🤖 AI Summary
This work addresses the challenge of facial attribute editing, where simultaneously achieving precise attribute manipulation, preserving irrelevant content, and maintaining high image fidelity remains difficult. Existing GAN-based methods suffer from weak style–semantic alignment, while diffusion models often exhibit coupled semantic directions that hinder disentangled editing. To overcome these limitations, the authors propose a hybrid framework that integrates GANs and diffusion models: it decouples attribute editing from image generation via feature-level adversarial learning and subsequently guides the diffusion denoising process with the edited features. A PriorMapper module is introduced to enhance style–attribute alignment, and a Transformer-based RefineExtractor is designed to model global semantic relationships for improved editing accuracy. Experiments on CelebA-HQ demonstrate that the proposed method outperforms state-of-the-art approaches in both attribute editing precision and preservation of non-target attributes.
📝 Abstract
Facial attribute editing aims to modify target attributes while preserving attribute-irrelevant content and overall image fidelity. Existing GAN-based methods provide favorable controllability, but often suffer from weak alignment between style codes and attribute semantics. Diffusion-based methods can synthesize highly realistic images; however, their editing precision is limited by the entanglement of semantic directions among different attributes. In this paper, we propose AttDiff-GAN, a hybrid framework that combines GAN-based attribute manipulation with diffusion-based image generation.

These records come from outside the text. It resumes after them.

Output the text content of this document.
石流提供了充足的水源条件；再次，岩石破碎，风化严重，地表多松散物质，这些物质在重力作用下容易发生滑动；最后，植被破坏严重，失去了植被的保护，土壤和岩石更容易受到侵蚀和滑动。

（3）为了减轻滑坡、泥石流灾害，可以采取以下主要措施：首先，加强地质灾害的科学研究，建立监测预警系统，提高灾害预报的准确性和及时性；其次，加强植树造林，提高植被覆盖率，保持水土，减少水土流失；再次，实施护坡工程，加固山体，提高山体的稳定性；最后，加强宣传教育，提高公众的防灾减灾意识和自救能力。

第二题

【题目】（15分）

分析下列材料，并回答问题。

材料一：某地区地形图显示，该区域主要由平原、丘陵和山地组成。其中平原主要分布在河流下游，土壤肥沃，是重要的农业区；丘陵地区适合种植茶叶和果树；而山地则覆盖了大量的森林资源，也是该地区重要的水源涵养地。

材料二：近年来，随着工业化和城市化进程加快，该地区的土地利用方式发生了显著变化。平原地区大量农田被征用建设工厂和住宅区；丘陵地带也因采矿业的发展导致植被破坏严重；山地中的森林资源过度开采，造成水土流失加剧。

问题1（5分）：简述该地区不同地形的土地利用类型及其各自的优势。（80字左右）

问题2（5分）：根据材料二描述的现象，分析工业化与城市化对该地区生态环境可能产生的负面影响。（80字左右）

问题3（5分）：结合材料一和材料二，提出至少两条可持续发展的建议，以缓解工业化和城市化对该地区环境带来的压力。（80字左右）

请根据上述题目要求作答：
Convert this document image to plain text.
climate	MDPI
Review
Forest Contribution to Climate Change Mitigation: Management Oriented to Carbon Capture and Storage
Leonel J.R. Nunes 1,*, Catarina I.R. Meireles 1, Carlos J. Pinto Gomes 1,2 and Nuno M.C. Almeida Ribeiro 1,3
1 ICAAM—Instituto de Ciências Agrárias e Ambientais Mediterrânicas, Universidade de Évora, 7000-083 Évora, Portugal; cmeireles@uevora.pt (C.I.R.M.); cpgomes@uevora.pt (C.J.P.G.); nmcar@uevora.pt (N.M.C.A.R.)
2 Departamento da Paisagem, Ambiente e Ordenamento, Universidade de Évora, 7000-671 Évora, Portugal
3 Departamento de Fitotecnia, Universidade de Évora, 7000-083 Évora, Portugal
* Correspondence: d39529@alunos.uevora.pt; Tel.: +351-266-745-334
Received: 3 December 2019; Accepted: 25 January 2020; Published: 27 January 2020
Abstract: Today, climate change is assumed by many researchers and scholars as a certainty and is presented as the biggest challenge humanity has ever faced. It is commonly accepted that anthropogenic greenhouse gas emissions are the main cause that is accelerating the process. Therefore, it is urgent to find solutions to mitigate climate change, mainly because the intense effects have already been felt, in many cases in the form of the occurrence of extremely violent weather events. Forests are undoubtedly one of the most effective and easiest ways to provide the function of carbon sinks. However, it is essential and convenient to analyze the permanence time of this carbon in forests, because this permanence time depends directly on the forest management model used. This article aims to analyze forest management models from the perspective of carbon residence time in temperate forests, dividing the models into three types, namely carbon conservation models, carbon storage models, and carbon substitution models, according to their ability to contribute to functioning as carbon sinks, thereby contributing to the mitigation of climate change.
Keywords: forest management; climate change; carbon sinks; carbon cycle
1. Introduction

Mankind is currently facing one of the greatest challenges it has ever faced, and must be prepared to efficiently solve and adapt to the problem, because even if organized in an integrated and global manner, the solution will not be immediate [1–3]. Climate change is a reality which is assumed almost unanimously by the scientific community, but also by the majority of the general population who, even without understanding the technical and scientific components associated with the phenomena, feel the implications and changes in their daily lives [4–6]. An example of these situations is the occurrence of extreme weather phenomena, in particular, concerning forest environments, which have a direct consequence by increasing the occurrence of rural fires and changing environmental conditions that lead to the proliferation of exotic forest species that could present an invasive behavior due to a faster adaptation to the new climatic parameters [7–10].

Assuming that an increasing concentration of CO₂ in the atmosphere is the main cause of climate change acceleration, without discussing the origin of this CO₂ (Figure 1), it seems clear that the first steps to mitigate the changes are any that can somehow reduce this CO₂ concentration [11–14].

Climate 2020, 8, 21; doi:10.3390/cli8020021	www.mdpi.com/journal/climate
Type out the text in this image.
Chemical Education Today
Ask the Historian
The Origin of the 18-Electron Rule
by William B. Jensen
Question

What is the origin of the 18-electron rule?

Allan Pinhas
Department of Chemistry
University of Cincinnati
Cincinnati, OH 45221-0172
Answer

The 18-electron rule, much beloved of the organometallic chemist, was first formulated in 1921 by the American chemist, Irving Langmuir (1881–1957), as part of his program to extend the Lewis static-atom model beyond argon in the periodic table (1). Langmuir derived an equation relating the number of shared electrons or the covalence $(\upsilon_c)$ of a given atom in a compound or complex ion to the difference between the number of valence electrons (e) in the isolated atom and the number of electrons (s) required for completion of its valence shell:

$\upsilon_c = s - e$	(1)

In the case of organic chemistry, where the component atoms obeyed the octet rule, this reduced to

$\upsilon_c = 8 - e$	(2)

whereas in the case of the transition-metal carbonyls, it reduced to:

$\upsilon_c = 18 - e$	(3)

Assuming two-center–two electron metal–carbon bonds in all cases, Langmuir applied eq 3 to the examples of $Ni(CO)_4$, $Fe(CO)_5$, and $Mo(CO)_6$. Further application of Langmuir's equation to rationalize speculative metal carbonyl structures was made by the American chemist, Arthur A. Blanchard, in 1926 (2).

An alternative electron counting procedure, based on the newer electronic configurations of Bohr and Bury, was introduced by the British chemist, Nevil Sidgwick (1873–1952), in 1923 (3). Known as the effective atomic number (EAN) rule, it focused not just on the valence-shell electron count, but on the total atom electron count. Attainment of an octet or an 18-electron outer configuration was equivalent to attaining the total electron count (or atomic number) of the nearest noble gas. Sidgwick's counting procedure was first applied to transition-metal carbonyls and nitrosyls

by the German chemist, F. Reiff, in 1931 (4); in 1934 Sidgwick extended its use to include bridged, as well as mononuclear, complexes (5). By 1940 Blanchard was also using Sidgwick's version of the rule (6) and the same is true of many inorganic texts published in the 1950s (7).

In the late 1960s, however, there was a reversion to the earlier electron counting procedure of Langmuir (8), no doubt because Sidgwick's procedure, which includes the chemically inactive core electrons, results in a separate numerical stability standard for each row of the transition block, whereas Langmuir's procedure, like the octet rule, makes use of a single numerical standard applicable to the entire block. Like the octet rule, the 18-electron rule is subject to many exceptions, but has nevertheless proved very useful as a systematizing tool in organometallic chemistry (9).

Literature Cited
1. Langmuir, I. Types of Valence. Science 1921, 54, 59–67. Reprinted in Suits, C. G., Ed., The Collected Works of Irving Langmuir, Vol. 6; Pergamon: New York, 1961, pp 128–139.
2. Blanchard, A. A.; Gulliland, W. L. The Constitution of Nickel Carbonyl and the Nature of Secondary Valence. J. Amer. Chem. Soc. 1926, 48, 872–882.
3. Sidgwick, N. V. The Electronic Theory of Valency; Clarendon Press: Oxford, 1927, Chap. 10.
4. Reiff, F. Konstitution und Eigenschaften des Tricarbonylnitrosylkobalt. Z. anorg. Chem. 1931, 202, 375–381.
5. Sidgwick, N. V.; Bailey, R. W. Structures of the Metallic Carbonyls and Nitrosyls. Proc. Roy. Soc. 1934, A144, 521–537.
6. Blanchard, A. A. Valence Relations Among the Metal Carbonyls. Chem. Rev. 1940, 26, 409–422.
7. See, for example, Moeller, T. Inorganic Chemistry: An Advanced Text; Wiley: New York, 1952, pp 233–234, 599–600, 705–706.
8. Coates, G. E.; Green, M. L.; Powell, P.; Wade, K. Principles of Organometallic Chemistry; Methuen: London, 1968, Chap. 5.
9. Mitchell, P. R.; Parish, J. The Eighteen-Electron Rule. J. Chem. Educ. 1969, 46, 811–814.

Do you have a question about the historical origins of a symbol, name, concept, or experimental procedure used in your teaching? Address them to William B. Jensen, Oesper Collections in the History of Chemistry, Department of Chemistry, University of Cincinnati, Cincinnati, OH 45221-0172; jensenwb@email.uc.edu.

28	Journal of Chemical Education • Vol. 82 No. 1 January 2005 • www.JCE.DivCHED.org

A key challenge in such integration lies in the inconsistency between one-step adversarial learning and multi-step diffusion denoising, which makes effective optimization difficult. To address this issue, we decouple attribute editing from image synthesis by introducing a feature-level adversarial learning scheme to learn explicit attribute manipulation, and then using the manipulated features to guide the diffusion process for image generation, while also removing the reliance on semantic direction-based editing. Moreover, we enhance style-attribute alignment by introducing PriorMapper, which incorporates facial priors into style generation, and RefineExtractor, which captures global semantic relationships through a Transformer for more precise style extraction. Experimental results on CelebA-HQ show that the proposed method achieves more accurate facial attribute editing and better preservation of non-target attributes than state-of-the-art methods in both qualitative and quantitative evaluations.